May I tell on myself? I struggle with this in a personal area: horse training. Now, I’m not a great horse trainer, but I am learning. Learning how to be better at a skill is not an easy task. It involves a lot of humility, frustration, excitement, and for me often tears. Right now, I have two young horses that I am training. They are one year apart in age, and at different levels of training. The youngest one only has a handful of rides so far, she’s just getting started learning how to be ridden. She is the first horse I have started training completely by myself. My father is a very talented trainer, and he usually helps me with the young horses. But I wanted to start this one myself, to know if I can. Because, well, ego and competitiveness. The other day, I went to ride, I had a plan in my head for what I wanted to accomplish that day with this little horse and was ready to execute that plan. Dad came out to the barn as I was getting started and ‘fixing’ me. At least that’s what my ego likes to say. My over-sized ego instantly started causing chaos in my heart and mind again. It repeated to me over and over again: “You’re not asking for help. Why doesn’t he just butt out. You’ll ask when you are ready. Why is he always trying to fix me?” I didn’t want to listen. I was not receptive. I was wrong. He saw an issue happening with my horse, he knows where that issue will lead later on if not addressed swiftly and fully, and he cares enough about me to be willing to sharpen me even though he probably knew I wouldn’t want to hear it. He boldly and kindly shared his insights with me despite my less than stellar attitude. You know what? He was right. I was allowing a behavior that was small then and would become dangerous over time because I didn’t recognize the problem: he did.
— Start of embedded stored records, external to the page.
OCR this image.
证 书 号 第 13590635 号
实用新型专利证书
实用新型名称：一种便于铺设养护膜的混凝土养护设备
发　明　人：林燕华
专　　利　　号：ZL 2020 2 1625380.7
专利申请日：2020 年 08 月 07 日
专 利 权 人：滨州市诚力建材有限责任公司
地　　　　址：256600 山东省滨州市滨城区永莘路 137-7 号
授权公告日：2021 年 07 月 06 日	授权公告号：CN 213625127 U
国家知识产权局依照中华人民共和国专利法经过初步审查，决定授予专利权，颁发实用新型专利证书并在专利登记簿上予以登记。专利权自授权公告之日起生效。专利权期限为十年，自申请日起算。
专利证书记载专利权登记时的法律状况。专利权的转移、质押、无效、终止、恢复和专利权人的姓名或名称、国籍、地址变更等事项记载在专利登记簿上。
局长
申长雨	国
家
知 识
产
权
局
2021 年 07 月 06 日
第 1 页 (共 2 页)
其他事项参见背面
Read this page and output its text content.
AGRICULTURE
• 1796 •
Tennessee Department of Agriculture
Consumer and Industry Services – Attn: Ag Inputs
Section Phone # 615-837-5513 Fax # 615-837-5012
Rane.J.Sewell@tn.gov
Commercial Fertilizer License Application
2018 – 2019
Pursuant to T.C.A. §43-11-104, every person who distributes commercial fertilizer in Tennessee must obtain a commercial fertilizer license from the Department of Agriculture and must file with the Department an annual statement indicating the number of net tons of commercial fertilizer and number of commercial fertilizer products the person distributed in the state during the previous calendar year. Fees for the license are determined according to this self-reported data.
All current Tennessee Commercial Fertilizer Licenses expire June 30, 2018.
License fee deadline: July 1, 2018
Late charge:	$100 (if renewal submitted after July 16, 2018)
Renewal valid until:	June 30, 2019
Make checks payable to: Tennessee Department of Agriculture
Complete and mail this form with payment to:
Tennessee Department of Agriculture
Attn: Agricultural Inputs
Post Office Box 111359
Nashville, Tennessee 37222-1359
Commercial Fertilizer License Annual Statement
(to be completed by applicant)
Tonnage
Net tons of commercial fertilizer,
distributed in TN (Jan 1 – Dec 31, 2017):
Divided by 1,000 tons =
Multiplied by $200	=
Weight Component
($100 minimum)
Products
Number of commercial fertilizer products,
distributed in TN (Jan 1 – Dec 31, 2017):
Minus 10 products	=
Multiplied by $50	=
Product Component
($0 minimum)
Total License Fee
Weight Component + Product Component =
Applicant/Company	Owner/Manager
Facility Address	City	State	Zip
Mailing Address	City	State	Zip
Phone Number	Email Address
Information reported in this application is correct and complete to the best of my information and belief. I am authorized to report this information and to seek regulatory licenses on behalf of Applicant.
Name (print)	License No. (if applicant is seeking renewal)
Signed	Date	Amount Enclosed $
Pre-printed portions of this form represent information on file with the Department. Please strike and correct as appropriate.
When someone cares about us, they are willing to intervene and help us have growth opportunities, they are willing to sharpen us. Instead of letting my ego take control, I need to stick him in a shoebox and sit on the lid. I need to be grateful there are people in my life who care enough about me to want to sharpen me and see me grow.

Conversely, not only should I be open to accepting the help and sharpening of a friend, but I also need to be willing to boldly and kindly sharpen others when the Lord impresses on my heart to do so. Ignoring an opportunity to help someone would be selfish of me and ultimately is a sin. The Bible says in James 4:17: “Therefore to him that knoweth to do good, and doeth it not, to him it is sin.”

A Note from Dr. McElroy: 

Ladies, this week I have realized that explanation should have been provided when I first began writing lessons and sharing them with you. Please forgive me for creating drama by failing to communicate the purpose behind these lessons. Recently, I felt convicted that I am not leading and training spiritually like I know I should be. In my attempt to assure I am not making a mockery of values I hold dear and take seriously; I have failed to provide biblical training to those I might be able to influence for Christ. For some time, I have been convicted and done nothing. The Lord has been pressing on my heart that I should be writing lessons, not with the purpose of fixing anyone else, but to share the lessons that I am currently learning and that the Lord is using in my life. The purpose is not to discuss the characters of illustrations or to point a finger at any person. The purpose of sharing these lessons is simple: we all face hard situations, we all need help knowing how to respond to those hard situations, the Bible has the help and answers we need for every situation we will face. These are my inner struggles, growth opportunities, and personal devotions - written in my journal, that I am sharing with you in the hopes that the lessons I am currently learning can become tools that help you too. In sharing these thoughts, I aim only to provide us the biblical tools for walking through this messy life with God’s mercy, grace, and strength.